I understand your opinion.
But a username is still superior compared to an email (especially since emails can be used to contact and phish you with). Whereas a random username is just that a username and no way to contact it via email and no way to know it. Unless the service is breached and you tell someone.
Therefore a username that is in-fact totally random and not related to any personal facts about the user or their email is by far more private than an email. As it can be changed easily and monitored efficiently.
And to your point about anonymous email services. I am not personally going to use some anonymous email service to use for one account. Especially if it needs to be a paid or free like DuckDuckGo. I am going to stick to my public email like every other ordinary individual that uses the internet and is not overly paranoid about having to have separate emails for each account (and yes you do not need to be paranoid to use anonymous email services, there are security advantages, which I understand. But not everyone needs them if they practice good cybersecurity hygiene like using a password manager to create strong unique passwords on every site etc)…
That is where a username solves that issue of a user using one email for security. Especially if the user likes to keep a watchful eye on data breaches. As usually keeping one email is better for the user to get to know exactly what data got exposed from what service and it is also easier to track. Also using one email is better for data removal services.

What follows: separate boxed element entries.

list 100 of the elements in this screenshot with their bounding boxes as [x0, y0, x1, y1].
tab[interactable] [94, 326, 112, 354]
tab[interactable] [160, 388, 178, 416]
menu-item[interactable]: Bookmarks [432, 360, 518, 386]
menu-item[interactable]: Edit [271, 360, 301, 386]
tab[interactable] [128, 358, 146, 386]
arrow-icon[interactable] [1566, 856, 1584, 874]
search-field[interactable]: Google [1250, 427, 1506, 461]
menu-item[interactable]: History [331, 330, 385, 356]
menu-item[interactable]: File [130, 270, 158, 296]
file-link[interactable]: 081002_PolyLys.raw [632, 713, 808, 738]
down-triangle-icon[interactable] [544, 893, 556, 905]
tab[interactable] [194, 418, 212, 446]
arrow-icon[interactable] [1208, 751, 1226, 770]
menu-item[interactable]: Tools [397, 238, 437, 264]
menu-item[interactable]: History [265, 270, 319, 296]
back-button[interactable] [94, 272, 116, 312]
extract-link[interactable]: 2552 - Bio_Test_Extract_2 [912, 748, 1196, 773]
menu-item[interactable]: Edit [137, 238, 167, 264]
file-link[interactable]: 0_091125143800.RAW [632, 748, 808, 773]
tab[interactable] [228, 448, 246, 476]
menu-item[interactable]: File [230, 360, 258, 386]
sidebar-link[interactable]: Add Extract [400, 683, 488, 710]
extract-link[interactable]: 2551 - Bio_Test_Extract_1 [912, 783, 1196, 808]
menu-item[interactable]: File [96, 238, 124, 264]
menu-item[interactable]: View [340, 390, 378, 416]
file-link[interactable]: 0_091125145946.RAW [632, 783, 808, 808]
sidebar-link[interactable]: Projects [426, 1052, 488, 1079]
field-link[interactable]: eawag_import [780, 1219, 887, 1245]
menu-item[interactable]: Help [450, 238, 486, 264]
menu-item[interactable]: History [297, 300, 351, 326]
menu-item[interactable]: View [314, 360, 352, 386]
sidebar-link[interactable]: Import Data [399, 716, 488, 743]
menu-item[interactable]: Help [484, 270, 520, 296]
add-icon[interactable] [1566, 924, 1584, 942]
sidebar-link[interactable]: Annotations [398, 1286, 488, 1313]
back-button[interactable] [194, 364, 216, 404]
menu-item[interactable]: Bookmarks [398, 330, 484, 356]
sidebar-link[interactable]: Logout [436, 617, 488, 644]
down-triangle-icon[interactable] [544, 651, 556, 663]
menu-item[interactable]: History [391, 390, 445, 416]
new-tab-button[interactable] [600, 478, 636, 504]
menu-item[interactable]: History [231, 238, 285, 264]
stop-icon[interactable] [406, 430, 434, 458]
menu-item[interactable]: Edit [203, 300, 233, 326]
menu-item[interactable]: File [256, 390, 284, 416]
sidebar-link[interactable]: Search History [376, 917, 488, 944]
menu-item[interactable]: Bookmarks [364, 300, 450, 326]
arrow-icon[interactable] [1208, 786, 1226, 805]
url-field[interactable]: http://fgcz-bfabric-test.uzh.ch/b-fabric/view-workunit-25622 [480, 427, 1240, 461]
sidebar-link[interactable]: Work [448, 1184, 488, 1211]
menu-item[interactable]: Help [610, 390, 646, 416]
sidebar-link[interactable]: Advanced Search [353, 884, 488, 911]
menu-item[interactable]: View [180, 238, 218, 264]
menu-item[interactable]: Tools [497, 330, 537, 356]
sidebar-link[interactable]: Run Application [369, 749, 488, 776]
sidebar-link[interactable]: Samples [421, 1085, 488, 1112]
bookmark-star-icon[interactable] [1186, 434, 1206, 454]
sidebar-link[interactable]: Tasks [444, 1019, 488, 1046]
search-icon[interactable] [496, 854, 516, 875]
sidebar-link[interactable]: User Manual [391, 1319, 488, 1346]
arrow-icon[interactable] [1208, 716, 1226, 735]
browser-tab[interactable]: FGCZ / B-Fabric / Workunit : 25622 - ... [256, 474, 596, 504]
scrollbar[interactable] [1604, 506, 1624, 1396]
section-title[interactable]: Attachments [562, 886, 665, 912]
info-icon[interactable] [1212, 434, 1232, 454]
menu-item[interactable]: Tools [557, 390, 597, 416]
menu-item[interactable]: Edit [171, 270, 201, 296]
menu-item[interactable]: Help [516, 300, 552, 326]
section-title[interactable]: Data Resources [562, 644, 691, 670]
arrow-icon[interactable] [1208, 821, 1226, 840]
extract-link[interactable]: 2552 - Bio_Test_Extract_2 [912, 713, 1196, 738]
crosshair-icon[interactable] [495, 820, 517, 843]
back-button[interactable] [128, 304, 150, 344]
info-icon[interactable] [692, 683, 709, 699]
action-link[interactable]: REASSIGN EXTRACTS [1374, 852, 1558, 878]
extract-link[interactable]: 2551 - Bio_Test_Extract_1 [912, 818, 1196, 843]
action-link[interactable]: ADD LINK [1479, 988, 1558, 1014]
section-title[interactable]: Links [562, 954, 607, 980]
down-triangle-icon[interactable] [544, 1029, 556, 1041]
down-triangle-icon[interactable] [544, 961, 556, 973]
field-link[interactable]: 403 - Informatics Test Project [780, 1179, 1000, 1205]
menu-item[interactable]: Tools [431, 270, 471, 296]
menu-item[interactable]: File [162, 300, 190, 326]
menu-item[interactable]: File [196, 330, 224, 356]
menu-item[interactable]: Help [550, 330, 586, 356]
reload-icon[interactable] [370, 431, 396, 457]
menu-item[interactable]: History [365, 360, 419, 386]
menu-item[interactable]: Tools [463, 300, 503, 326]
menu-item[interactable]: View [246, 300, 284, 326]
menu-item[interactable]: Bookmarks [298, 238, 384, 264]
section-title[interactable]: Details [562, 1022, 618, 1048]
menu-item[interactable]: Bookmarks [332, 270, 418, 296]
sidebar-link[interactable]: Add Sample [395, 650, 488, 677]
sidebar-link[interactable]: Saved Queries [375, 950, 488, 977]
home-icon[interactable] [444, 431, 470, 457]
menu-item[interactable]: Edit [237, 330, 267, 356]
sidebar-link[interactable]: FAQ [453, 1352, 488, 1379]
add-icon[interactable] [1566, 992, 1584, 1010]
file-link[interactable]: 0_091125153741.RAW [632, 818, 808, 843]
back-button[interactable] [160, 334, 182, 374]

If a user is using separate anonymous email aliases for each site they will not know of certain information being breached especially if they deleted that email long ago along with the account as they will not have access to it and if the user never kept note about it for that service. So the user would not know how to take action for that data being exposed. Since hence the account being deleted or alias.
So, how would they know if the service still had their information etc. As deleting an alias email would leave it impossible to ever receive an email about the data breach. Especially also if they deleted the account as maybe 10 years down the road. If they decide they may not need the disabled email anymore. The user then decides to delete it. But then the company gets breached and surprise their data was in that breach, even though it was 10 years and they thought since their account was deleted the data had been too since it past the amount of time in the privacy policy. That is why personally I believe a user should always use just one email.

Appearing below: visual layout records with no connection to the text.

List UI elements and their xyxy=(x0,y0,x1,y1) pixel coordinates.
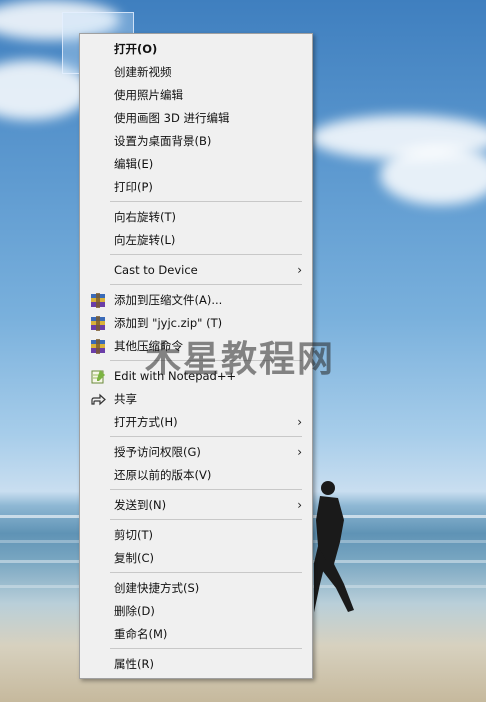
menu-item-edit-with-paint3d[interactable]: 使用画图 3D 进行编辑 xyxy=(82,107,310,130)
menu-item-label: 编辑(E) xyxy=(114,157,154,171)
menu-item-label: 打开方式(H) xyxy=(114,415,178,429)
menu-item-label: 属性(R) xyxy=(114,657,154,671)
chevron-right-icon: › xyxy=(297,263,302,277)
menu-item-label: 共享 xyxy=(114,392,137,406)
menu-item-set-desktop-background[interactable]: 设置为桌面背景(B) xyxy=(82,130,310,153)
menu-separator xyxy=(110,519,302,520)
menu-item-label: 向左旋转(L) xyxy=(114,233,176,247)
menu-item-create-shortcut[interactable]: 创建快捷方式(S) xyxy=(82,577,310,600)
menu-separator xyxy=(110,254,302,255)
chevron-right-icon: › xyxy=(297,415,302,429)
menu-item-label: 授予访问权限(G) xyxy=(114,445,201,459)
menu-item-properties[interactable]: 属性(R) xyxy=(82,653,310,676)
menu-item-label: 重命名(M) xyxy=(114,627,168,641)
menu-item-create-video[interactable]: 创建新视频 xyxy=(82,61,310,84)
menu-item-restore-previous-versions[interactable]: 还原以前的版本(V) xyxy=(82,464,310,487)
menu-item-label: 向右旋转(T) xyxy=(114,210,176,224)
menu-item-give-access[interactable]: 授予访问权限(G) › xyxy=(82,441,310,464)
chevron-right-icon: › xyxy=(297,498,302,512)
cloud xyxy=(380,145,486,205)
menu-item-rotate-left[interactable]: 向左旋转(L) xyxy=(82,229,310,252)
menu-item-label: 使用照片编辑 xyxy=(114,88,183,102)
notepad-plus-plus-icon xyxy=(90,369,106,384)
menu-item-label: 打开(O) xyxy=(114,42,158,56)
chevron-right-icon: › xyxy=(297,445,302,459)
menu-item-cast-to-device[interactable]: Cast to Device › xyxy=(82,259,310,282)
winrar-archive-icon xyxy=(90,316,106,331)
winrar-archive-icon xyxy=(90,339,106,354)
menu-item-label: 创建快捷方式(S) xyxy=(114,581,200,595)
menu-item-print[interactable]: 打印(P) xyxy=(82,176,310,199)
menu-separator xyxy=(110,436,302,437)
menu-separator xyxy=(110,284,302,285)
menu-separator xyxy=(110,489,302,490)
menu-item-label: 复制(C) xyxy=(114,551,155,565)
menu-item-rename[interactable]: 重命名(M) xyxy=(82,623,310,646)
menu-item-add-to-archive[interactable]: 添加到压缩文件(A)... xyxy=(82,289,310,312)
menu-item-copy[interactable]: 复制(C) xyxy=(82,547,310,570)
menu-item-open-with[interactable]: 打开方式(H) › xyxy=(82,411,310,434)
menu-item-cut[interactable]: 剪切(T) xyxy=(82,524,310,547)
menu-separator xyxy=(110,572,302,573)
menu-item-label: Cast to Device xyxy=(114,263,198,277)
share-icon xyxy=(90,392,106,407)
menu-item-label: 打印(P) xyxy=(114,180,153,194)
menu-item-label: 发送到(N) xyxy=(114,498,167,512)
menu-separator xyxy=(110,648,302,649)
menu-item-label: 剪切(T) xyxy=(114,528,153,542)
menu-item-label: 设置为桌面背景(B) xyxy=(114,134,212,148)
menu-separator xyxy=(110,201,302,202)
menu-item-delete[interactable]: 删除(D) xyxy=(82,600,310,623)
menu-item-label: 删除(D) xyxy=(114,604,155,618)
watermark-text: 木星教程网 xyxy=(145,339,336,380)
menu-item-label: 还原以前的版本(V) xyxy=(114,468,212,482)
menu-item-share[interactable]: 共享 xyxy=(82,388,310,411)
menu-item-rotate-right[interactable]: 向右旋转(T) xyxy=(82,206,310,229)
menu-item-label: 使用画图 3D 进行编辑 xyxy=(114,111,230,125)
menu-item-send-to[interactable]: 发送到(N) › xyxy=(82,494,310,517)
menu-item-edit-with-photos[interactable]: 使用照片编辑 xyxy=(82,84,310,107)
menu-item-label: 创建新视频 xyxy=(114,65,172,79)
menu-item-label: 添加到压缩文件(A)... xyxy=(114,293,223,307)
runner-silhouette xyxy=(314,481,354,613)
menu-item-edit[interactable]: 编辑(E) xyxy=(82,153,310,176)
winrar-archive-icon xyxy=(90,293,106,308)
menu-item-open[interactable]: 打开(O) xyxy=(82,38,310,61)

So, maybe some people prefer that method. But it is expensive and unnecessary/time consuming to keep track of. As these anonymous email services usually get you banned or your account suspended and then you have to submit a personal request to get it reinstated (cough, cough, EA and GitHub etc)(Personal Experience).
So, that is just my opinion and personal experience. If you like to go that route that is fine and you are all but able to. Hope this didn’t come off as rude as I am just trying to state my opinion. As aliases are just not for me.
Sorry for the rant I didn’t know how to explain it any other way.
I do thank you for the Gmail alias information. Didn’t know that was possible. Still won’t sway me to use aliases though as it is just not my thing.
But I do thank you for the discussion.